A co-worker, John, asked me, “How do I normalize ISO-8859-1 encoded text to ASCII in Tcl?” From the command line, you might use GNU recode like this:
$ echo "Mötley Crüe" | recode -f L1..BS | sed -e 's/.\x08//g' Motley Crue
Fortunately, recode supports dumping a conversion table, but it currently only knows C and Perl. After a little post-processing of the output, I generated this:
set ::ISO_8859_1_to_ASCII [list \ "" "\001" "\002" "\003" "\004" "\005" "\006" "\007" "\010" "\011" \ "\012" "\013" "\014" "\015" "\016" "\017" "\020" "\021" "\022" "\023" \ "\024" "\025" "\026" "\027" "\030" "\031" "\032" "\033" "\034" "\035" \ "\036" "\037" " " "!" "\"" "#" "\$" "%" "&" "'" "(" ")" "*" "+" "," \ "-" "." "/" "0" "1" "2" "3" "4" "5" "6" "7" "8" "9" ":" ";" "<" "=" \ ">" "?" "@" "A" "B" "C" "D" "E" "F" "G" "H" "I" "J" "K" "L" "M" "N" \ "O" "P" "Q" "R" "S" "T" "U" "V" "W" "X" "Y" "Z" "\[" "\\" "]" "^" "_" \ "`" "a" "b" "c" "d" "e" "f" "g" "h" "i" "j" "k" "l" "m" "n" "o" "p" \ "q" "r" "s" "t" "u" "v" "w" "x" "y" "z" "{" "|" "}" "~" "\177" "" \ "" "" "" "" "" "" "" "" "" "" "" "" "" "" "" "" "" "" "" "" "" "" "" \ "" "" "" "" "" "" "" "" " " "" "" "" "" "" "" "" "" "" "" "\"" "" "" \ "" "" "" "" "" "" "" "" "" "" "" "" "" "\"" "" "" "" "" "A" "A" "A" \ "A" "A" "" "" "C" "E" "E" "E" "E" "I" "I" "I" "I" "" "N" "O" "O" "O" \ "O" "O" "" "O" "U" "U" "U" "U" "Y" "" "s" "a" "a" "a" "a" "a" "" "" \ "c" "e" "e" "e" "e" "i" "i" "i" "i" "" "n" "o" "o" "o" "o" "o" "" "o" \ "u" "u" "u" "u" "y" "" "y" \ ] proc ISO_8859_1_to_ASCII {in} { global ISO_8859_1_to_ASCII set out {} foreach c [split $in ""] { append out [lindex $ISO_8859_1_to_ASCII [scan $c "%c"]] } return $out }
With this code, you can use it like this, from within your Tcl script where you’ve sourced this code in:
% ISO_8859_1_to_ASCII "Mötley Crüe" Motley Crue
I hope this helps others, too.
Tags:
Tcl,
programming,
character encoding,
recode,
ASCII
This one helped me a lot… not in the way proposed by the author but it helped :)
soraver: I’m glad it was helpful.

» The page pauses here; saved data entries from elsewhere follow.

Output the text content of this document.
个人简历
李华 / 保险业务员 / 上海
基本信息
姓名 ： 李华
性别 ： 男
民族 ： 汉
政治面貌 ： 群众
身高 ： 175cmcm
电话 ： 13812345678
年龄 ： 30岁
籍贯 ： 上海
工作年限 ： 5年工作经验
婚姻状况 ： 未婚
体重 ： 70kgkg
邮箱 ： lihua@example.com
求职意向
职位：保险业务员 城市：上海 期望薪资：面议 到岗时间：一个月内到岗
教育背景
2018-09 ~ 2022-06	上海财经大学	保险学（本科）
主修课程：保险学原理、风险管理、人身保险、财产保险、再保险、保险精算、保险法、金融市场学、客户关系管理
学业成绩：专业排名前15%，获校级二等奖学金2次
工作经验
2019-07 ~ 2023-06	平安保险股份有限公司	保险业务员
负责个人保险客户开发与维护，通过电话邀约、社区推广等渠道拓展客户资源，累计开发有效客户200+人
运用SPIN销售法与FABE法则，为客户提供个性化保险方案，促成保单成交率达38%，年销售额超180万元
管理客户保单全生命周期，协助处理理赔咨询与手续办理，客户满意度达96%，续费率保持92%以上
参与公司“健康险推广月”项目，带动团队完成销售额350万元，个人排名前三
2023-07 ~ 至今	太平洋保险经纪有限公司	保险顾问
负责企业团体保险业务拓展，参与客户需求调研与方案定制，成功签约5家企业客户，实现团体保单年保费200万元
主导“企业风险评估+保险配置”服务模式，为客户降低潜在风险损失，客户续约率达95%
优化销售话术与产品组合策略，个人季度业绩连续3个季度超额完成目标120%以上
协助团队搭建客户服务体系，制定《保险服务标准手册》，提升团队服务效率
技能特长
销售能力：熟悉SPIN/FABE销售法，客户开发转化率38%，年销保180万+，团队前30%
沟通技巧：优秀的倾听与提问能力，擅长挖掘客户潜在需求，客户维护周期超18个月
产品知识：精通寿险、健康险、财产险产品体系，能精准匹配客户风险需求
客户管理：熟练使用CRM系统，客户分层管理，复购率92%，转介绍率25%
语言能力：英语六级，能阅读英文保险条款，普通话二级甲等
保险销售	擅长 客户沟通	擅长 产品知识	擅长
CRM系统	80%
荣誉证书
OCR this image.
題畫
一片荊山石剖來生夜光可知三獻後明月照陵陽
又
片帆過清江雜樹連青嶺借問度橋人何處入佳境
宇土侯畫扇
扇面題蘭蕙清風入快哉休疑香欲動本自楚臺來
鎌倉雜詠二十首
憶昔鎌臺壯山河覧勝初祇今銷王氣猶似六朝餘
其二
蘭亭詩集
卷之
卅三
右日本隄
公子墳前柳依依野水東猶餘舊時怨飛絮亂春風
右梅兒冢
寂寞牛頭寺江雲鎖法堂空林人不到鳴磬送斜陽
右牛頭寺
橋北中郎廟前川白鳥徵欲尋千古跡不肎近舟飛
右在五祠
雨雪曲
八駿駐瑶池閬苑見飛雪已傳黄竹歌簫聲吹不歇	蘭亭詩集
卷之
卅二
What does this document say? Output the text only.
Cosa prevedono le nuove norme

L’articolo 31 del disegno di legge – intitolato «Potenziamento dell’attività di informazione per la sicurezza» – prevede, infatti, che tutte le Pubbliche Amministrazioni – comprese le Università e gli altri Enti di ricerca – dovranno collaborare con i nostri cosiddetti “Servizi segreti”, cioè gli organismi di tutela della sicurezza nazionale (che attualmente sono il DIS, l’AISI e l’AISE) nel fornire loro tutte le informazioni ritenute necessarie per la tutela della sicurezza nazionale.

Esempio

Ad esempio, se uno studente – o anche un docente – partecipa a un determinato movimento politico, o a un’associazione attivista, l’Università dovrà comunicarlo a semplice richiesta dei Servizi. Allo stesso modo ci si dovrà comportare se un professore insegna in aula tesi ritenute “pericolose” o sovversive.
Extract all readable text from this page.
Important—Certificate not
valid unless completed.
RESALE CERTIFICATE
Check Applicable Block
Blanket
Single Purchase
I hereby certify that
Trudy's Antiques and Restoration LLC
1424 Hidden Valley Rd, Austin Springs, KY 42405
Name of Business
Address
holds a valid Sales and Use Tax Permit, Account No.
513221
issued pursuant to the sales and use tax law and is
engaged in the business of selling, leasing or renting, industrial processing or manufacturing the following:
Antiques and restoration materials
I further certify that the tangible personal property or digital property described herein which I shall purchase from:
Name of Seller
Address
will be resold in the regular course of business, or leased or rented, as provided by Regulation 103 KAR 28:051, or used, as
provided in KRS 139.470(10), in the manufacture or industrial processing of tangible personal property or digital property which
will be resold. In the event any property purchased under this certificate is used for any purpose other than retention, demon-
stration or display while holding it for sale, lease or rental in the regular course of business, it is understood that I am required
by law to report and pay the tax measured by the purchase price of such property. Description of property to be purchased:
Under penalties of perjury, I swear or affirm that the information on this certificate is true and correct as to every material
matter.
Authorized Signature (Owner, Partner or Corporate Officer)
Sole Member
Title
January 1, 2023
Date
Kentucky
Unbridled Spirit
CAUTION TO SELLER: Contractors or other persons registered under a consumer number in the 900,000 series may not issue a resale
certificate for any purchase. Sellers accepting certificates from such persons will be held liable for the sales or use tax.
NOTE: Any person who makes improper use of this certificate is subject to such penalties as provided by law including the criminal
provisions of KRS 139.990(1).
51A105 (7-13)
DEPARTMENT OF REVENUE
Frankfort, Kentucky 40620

Now, I’m curious: how did it help?
I needed to print a char that is not in the keyboard so i figured that those \002 etc would do the trick in tcl… Unfortunately i couldnt find an escape character for the char i want to use :S
The idea that it can be done this way was very helpful though.
thanks :)
soraver: What character were you trying to produce? Can you describe it?
Many thanks for your code hint.
It was very useful to me in a development of an application for controlling loans in a small library using sqlite.
Cool, I’m glad you found it useful, Markos! Thanks for letting me know!